Sean and his son Dirk finally leave the wilderness and discover that a war is brewing between the English and the Boers. He meets and falls in love with a woman called Ruth and they conceive a daughter during a thunderstorm. Ruth runs away to return to her husband who is a soldier in the Boer War, but later, after Sean won many victories in the war, he befriends Saul, Ruth's husband. Saul is killed in battle and Sean, although feeling unnecessarily guilty, finds Ruth and marries her.
The commander of the Boers is none other than Sean's old brother-in-law, Jan-Paulus Leroux, brother of Katrina that died in “When the Lion Feeds”. Sean and Jan-Paulus fight but eventually decide to leave each other alone.
The peace which follows finds Sean with hopes of marriage, settling down at last to develop new land by planting wattle.
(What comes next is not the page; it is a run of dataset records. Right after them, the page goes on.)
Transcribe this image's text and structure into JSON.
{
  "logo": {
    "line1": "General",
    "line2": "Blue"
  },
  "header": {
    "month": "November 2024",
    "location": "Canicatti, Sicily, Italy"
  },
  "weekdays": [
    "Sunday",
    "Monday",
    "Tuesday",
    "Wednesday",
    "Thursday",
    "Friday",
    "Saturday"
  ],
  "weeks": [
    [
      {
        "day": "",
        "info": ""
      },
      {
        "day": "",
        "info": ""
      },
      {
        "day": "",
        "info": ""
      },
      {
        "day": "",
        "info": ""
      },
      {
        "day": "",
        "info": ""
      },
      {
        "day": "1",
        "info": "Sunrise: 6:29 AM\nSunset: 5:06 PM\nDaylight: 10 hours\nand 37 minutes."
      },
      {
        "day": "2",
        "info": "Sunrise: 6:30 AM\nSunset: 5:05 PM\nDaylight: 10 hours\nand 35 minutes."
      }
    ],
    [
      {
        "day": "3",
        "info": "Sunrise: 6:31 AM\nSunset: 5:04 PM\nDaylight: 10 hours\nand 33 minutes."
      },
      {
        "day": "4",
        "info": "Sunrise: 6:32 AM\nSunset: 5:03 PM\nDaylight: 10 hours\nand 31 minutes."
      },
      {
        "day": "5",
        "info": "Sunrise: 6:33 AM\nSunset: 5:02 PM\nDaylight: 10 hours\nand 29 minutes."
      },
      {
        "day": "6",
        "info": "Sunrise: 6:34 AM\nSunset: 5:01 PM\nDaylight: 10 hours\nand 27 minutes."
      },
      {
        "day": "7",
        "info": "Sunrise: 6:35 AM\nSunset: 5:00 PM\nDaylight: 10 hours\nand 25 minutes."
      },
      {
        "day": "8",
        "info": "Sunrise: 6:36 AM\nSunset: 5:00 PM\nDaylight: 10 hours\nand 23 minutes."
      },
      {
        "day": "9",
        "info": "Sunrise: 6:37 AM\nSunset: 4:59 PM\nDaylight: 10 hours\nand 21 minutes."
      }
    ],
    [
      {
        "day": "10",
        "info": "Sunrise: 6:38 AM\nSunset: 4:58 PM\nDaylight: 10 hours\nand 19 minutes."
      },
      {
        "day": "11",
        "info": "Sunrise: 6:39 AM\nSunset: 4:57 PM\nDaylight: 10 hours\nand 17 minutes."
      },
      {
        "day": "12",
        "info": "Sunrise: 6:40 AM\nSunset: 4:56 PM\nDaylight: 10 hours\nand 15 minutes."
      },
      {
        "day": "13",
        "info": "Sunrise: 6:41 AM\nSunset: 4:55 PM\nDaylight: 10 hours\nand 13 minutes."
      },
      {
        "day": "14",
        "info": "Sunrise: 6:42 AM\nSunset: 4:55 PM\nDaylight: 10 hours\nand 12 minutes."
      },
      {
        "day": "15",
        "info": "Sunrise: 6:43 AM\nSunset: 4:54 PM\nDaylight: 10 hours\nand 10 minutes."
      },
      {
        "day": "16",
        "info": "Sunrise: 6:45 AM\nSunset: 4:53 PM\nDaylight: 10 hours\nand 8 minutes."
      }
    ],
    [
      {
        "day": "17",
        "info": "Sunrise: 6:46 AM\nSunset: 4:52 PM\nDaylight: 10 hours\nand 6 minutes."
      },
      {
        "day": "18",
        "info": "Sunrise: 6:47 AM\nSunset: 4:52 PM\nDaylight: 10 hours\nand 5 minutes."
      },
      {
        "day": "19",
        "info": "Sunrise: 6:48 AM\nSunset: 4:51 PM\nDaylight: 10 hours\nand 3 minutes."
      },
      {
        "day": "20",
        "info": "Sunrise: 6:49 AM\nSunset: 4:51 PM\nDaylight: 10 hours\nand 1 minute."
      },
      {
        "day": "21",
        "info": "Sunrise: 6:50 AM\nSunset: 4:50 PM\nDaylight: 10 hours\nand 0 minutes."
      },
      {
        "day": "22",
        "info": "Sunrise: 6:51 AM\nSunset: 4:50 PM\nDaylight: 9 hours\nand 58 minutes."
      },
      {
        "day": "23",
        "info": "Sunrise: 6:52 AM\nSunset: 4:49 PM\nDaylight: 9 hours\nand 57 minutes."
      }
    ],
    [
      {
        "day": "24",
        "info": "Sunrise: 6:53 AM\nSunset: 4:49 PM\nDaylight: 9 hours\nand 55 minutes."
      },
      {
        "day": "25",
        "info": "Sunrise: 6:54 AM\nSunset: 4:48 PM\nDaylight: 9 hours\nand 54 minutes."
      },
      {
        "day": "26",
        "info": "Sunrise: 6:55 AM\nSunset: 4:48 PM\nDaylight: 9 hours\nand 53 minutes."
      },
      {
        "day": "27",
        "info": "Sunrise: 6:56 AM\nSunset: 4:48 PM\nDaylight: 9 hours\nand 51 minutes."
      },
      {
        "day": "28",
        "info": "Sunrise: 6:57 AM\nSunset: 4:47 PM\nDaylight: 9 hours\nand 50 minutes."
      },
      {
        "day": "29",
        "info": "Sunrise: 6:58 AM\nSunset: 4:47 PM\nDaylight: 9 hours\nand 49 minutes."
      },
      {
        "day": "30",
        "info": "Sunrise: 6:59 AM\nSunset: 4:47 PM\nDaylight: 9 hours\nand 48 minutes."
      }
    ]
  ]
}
But it is at this point in the novel that the hatred borne him by his twin-brother Garrick really comes into the open: Garrick, who has been forced to live in the shadow of his twin's superiority since childhood, and who has vowed to pay him back for it.
Sean's daughter, named Storm, grows up to be pretty and bright but Sean's first-born, Dirk has become evil with jealousy for his father's attention. The book ends with Sean's brother Garrick forgiving him and Dirk running away, promising to ruin the Courtneys.
Sean is very much the big figure of the novel, but other characters grip the imagination as strongly. Ruth, for instance, beautiful and self-willed, who can draw on hidden depths of savagery to protect her own; or Dirk, Sean's young son by his first wife, whose warped character gives his father endless cause for anxiety and self-questioning.
This is a novel on the grand scale, packed with movement and life, which brilliantly evokes the hazardous world of the pioneers who founded a nation.